I've always thought that the ideological spirals we are seeing recently have much to do with that. Why are American journalists so insufferably leftist? Because they aren't getting paid. The industry is in tatters, it's awfully hard to get a decent job. So they gotta compete in holiness. Why is Europe full of regionalist movements, some of them even threatening independence? Because the rural economies have collapsed. There's nothing out of the big cities anymore, except in Germany, and not for long. So what rural people do is make virtue out of necessity and ceaselessly brag about their rurality. Hey, we speak Scotts here. Yeah. Oh, and we eat Haggis. Yeah. With a bit of luck they can get a job in the Scottish Parliament. The public sector isn't stagnating.

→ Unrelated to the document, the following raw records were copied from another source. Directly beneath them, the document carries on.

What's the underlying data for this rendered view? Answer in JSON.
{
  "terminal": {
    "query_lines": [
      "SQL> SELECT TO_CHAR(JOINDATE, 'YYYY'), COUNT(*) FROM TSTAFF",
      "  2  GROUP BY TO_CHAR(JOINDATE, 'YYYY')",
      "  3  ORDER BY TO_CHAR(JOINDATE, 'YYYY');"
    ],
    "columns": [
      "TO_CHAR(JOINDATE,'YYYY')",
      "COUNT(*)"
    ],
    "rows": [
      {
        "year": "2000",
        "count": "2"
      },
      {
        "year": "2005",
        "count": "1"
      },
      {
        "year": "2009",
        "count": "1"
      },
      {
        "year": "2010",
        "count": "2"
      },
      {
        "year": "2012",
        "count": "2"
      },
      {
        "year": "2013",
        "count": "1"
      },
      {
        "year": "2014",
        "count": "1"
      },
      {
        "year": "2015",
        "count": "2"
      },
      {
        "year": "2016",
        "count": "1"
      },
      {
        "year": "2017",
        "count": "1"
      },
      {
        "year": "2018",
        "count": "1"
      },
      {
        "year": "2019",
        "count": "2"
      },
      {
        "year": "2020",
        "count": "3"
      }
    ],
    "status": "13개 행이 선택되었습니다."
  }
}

How was the world economy doing in the 1930s, when all ideological hell broke loose in the whole world? You get the point. Of course this isn't the only factor affecting signaling spirals. But it's an important factor in how they trickle down into society at large. Elites are always playing signaling games to compete with each other. Money doesn't get you status when you have too much of it. Money does get you status when you don't have it. Well now there's not much money to be made by anyone: so signaling games it is. That's not going to change unless we get an economic boom; but rent seeking bloat, bad demographics and technological stasis have made that impossible. So the signaling spiral will go on. The only question is to which side it will swim.